In view of the above points, the present invention has an object of providing a method of manufacturing a preform for a connecting rod of an engine, in which the productivity can be improved.
In order to attain the above and other objects, the present invention is a method of manufacturing a preform for a connecting rod of an engine, the connecting rod having a large-end portion, a small-end portion, and a rod portion between the large-end portion and the small-end portion, the preform being used for forging the connecting rod and having a shaft portion corresponding to the rod portion, that large-end mass portion on one end of the shaft portion which corresponds to the large-end portion, and that small-end mass portion on the other end of the shaft portion which corresponds to the small-end portion, the method comprising the steps of: forming a preform blank comprising the large-end mass portion and a shaft-shaped portion, the shaft-shaped portion being formed by extrusion and including the shaft portion and an extended portion which extends axially forward from the shaft portion; and forming the small-end mass portion by squeezing the extended portion in the axial direction.

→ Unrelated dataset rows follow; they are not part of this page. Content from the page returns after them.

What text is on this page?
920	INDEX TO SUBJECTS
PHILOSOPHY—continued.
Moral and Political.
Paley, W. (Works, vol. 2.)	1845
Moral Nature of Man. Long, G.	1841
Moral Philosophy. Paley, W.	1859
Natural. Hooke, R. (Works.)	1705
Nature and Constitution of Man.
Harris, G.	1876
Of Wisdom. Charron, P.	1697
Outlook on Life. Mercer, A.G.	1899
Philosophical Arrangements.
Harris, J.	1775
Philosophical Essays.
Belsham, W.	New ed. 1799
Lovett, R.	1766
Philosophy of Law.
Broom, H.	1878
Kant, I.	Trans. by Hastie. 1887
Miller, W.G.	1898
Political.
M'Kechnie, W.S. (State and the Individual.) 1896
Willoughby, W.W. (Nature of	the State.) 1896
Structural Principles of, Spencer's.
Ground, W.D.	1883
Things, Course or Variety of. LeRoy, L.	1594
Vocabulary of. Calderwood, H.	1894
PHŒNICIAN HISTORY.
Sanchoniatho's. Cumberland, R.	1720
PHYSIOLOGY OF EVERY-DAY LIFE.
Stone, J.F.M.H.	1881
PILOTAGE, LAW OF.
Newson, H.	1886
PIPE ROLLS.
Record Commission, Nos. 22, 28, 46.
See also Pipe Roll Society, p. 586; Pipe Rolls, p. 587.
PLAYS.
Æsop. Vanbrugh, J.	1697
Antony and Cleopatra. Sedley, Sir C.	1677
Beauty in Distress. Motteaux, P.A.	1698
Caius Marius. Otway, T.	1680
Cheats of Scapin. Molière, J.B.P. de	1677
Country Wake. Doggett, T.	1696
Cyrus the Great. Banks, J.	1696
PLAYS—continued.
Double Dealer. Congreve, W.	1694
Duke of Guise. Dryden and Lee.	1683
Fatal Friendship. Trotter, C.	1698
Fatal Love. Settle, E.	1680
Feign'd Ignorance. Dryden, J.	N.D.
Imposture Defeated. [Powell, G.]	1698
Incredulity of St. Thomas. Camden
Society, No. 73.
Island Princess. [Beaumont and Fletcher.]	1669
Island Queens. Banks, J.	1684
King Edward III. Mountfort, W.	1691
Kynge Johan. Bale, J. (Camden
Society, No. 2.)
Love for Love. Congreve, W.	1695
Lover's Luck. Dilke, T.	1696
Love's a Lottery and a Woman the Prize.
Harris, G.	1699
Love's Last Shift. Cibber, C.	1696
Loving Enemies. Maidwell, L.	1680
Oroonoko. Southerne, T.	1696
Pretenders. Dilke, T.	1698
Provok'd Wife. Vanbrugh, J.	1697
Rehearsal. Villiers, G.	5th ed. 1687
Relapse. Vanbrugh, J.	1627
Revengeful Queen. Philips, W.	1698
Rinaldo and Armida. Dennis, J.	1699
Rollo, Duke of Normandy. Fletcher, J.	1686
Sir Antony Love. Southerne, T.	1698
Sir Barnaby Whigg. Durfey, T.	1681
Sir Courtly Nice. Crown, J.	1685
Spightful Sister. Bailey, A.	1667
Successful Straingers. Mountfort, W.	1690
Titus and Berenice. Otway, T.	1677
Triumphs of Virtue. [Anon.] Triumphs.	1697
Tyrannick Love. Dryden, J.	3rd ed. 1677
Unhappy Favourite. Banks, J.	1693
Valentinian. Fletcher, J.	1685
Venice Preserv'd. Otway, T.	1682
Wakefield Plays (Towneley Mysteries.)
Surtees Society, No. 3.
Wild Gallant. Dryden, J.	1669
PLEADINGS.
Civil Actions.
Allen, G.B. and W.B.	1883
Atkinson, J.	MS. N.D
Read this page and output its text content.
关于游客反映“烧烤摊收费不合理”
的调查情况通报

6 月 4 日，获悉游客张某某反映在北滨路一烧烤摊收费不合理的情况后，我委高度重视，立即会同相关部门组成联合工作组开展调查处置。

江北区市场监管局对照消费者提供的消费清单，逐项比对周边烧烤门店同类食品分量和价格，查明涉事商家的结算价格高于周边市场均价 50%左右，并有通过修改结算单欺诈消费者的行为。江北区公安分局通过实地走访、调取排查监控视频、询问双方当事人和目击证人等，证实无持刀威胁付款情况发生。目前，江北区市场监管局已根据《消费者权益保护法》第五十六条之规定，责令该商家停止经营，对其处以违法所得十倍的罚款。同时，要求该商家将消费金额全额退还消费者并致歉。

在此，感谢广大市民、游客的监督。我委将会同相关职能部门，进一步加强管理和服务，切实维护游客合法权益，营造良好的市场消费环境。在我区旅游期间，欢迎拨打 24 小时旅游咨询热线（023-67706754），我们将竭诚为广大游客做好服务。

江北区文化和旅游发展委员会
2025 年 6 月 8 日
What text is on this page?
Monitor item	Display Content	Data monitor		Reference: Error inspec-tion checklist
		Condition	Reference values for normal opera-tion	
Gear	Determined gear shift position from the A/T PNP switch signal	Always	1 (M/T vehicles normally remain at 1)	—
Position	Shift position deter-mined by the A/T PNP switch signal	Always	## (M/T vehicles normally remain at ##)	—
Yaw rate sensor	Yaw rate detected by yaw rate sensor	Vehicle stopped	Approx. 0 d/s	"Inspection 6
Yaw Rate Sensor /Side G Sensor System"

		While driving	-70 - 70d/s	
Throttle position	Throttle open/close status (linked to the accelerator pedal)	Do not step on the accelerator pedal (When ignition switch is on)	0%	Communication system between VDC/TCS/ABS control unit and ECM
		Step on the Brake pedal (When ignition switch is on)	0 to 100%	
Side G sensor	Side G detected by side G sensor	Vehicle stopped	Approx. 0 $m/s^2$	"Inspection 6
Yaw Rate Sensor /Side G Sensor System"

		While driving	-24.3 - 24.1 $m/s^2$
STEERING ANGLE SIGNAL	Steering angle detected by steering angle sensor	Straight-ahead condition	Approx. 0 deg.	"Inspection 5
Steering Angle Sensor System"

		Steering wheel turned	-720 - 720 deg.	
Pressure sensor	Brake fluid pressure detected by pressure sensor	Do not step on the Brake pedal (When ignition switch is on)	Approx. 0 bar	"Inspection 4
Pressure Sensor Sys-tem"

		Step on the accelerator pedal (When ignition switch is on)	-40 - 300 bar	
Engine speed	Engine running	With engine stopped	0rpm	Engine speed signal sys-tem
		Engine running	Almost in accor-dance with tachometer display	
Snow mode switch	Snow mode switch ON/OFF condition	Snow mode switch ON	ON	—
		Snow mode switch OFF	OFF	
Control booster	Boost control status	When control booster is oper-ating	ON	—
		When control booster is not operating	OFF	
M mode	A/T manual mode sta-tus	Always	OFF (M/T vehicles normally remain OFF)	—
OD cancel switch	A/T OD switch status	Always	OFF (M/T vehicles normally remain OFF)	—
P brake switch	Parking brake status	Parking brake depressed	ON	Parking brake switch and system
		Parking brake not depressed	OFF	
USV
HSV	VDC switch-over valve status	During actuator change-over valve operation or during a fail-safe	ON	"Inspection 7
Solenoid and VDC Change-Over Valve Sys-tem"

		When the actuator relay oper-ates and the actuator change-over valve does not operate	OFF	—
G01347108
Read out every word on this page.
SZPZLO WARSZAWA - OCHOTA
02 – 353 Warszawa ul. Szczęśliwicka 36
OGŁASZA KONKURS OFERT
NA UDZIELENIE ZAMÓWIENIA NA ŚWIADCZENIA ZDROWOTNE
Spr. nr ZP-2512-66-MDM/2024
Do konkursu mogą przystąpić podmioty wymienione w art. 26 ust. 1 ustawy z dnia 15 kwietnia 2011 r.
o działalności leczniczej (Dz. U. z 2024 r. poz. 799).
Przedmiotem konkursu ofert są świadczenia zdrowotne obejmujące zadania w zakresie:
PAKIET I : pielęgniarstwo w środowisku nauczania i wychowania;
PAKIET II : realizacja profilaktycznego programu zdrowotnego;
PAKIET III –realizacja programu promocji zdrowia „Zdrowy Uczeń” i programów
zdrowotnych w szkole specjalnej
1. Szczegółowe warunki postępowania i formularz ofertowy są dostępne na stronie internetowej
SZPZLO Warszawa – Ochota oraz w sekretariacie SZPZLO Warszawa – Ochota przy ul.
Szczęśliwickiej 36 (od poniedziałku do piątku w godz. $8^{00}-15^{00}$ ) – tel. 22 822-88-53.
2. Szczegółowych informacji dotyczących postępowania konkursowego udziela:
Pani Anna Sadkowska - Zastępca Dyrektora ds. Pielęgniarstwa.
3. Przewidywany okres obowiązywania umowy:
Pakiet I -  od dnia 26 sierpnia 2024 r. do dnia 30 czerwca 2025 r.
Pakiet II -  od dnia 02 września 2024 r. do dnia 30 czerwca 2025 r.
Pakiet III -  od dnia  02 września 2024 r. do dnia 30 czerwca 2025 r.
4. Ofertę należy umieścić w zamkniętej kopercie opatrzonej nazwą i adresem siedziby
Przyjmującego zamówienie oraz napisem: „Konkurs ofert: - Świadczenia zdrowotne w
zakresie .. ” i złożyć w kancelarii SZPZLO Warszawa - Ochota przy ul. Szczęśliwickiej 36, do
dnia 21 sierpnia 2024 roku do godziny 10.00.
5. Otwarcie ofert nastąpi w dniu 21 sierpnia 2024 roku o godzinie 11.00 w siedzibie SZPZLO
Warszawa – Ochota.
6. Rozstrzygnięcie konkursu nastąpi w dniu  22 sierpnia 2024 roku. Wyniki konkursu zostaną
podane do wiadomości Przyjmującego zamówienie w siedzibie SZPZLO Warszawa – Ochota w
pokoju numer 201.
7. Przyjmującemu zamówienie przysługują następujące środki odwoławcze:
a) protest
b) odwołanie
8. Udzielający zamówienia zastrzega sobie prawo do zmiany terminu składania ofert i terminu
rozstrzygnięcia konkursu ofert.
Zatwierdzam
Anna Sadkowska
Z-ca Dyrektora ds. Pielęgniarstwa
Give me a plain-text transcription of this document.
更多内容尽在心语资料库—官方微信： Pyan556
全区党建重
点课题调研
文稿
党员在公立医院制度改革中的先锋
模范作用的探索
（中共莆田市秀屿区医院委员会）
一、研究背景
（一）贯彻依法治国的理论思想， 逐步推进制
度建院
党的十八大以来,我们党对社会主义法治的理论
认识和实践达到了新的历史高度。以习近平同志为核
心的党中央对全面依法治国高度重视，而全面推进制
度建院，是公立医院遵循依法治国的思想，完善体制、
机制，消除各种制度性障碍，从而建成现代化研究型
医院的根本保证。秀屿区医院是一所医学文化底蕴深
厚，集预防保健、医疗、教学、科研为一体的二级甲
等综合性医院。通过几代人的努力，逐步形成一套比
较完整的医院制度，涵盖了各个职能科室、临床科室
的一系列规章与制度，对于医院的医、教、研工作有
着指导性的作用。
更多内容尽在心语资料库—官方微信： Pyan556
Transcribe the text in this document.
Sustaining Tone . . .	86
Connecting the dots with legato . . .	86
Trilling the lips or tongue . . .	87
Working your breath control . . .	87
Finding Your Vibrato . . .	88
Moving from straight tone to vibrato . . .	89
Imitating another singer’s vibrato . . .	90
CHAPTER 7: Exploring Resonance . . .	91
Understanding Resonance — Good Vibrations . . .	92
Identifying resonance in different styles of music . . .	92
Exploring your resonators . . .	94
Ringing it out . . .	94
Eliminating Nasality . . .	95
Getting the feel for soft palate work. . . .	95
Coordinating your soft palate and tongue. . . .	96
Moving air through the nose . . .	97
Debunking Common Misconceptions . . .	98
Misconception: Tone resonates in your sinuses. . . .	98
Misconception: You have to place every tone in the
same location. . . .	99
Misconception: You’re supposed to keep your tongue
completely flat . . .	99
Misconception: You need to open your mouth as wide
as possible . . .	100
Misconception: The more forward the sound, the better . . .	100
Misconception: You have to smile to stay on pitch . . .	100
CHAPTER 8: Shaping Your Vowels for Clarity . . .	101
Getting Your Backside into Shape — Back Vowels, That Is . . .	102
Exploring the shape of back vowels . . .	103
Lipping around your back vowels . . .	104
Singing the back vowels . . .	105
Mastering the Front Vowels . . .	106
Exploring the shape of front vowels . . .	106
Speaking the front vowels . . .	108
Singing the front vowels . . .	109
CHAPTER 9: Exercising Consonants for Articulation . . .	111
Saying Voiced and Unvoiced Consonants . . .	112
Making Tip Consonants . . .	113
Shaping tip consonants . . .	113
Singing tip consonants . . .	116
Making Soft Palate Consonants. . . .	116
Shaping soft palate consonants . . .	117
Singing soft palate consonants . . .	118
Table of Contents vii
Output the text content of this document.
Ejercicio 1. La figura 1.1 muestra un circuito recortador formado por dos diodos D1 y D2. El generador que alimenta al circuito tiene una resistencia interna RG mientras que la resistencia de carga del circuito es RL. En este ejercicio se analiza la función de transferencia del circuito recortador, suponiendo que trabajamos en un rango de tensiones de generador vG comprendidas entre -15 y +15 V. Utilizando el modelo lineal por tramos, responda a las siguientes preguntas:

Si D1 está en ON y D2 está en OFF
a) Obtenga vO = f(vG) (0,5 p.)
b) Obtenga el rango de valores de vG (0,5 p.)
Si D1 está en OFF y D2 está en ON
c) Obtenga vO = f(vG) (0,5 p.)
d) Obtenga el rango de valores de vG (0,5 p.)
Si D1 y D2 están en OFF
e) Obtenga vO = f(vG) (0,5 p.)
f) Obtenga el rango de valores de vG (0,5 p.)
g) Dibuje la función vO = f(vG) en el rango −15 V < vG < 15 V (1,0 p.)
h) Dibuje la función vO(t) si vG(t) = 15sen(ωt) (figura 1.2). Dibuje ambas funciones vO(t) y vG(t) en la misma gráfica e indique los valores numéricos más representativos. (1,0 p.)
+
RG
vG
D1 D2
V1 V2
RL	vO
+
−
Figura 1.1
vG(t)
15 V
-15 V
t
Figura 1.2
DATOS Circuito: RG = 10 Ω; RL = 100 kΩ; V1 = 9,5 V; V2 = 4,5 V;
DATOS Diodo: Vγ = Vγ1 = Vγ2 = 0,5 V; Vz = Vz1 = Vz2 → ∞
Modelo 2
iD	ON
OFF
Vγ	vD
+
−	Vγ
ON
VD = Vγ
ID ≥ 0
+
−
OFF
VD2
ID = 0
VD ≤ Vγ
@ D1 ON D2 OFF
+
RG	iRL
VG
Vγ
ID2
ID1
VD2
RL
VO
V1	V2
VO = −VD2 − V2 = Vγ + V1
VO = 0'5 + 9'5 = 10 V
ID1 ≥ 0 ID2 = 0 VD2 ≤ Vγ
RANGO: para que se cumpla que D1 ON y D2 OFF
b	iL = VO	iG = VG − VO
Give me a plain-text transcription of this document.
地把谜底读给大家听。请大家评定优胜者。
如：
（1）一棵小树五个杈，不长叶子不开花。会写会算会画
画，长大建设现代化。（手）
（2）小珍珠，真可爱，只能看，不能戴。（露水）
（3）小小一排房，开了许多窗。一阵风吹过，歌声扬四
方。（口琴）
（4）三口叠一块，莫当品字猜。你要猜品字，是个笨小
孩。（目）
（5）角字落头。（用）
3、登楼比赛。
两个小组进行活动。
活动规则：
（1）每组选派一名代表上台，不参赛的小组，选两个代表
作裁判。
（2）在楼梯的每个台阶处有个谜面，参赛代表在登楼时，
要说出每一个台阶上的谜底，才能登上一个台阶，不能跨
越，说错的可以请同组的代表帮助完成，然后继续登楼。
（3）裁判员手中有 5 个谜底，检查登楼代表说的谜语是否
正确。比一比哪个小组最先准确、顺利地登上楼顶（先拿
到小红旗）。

According to the present invention, the shaft portion which has a large difference in diameter relative to the large-end mass portion is formed by extrusion together with the extended potion which is converted into the small-end mass portion. Therefore, the forming of the shaft portion does not take much time and, therefore, the productivity of the preform is improved.
The upsetting ratio of the small-end mass portion (axial length of the extended portion required for forming the small-end mass portion/diameter of the extended portion) becomes relatively large. Therefore, at the time of squeezing, the extended portion is likely to give rise to buckling. Since buckling becomes the cause for poor forming such as the presence of biased material thicknesses, folds, or the like, it is preferable to prevent the occurrence of buckling. In this case, if the step of forming the small-end mass portion comprises squeezing the extended portion in a plurality of times starting with a portion near the shaft portion, the upsetting ratio per one time (length of squeezing of the extended portion/diameter of the extended portion) becomes small. As a result, the occurrence of buckling can be prevented, and the small-end mass portion can be formed at a higher accuracy.
The conventional large-end mass portion and the small-end mass portion are formed into a sphere or a circular column. This kind of preform is, however, poor in sitting stability. Therefore, the preform is likely to roll (or move) inside the die of the forging die apparatus out of an ordinary set position. Biased material thicknesses will thus occur due to this positional deviation, resulting in a poor forming accuracy of the connecting rod. As a solution, it is preferable in the step of forming the preform blank, the large-end mass portion is formed into a noncircular cross section having flat surfaces which are parallel with an axial line of the shaft portion, the flat surfaces being formed in a part along an outer periphery of the large-end mass portion. According to this arrangement, when the preform is set inside the die of the forging die apparatus, the flat surface of the large-end mass portion is caused to sit on the die surface. The preform is thus prevented from rolling inside the die. As a result, the biased material thicknesses due to the positional deviation of the preform can be prevented.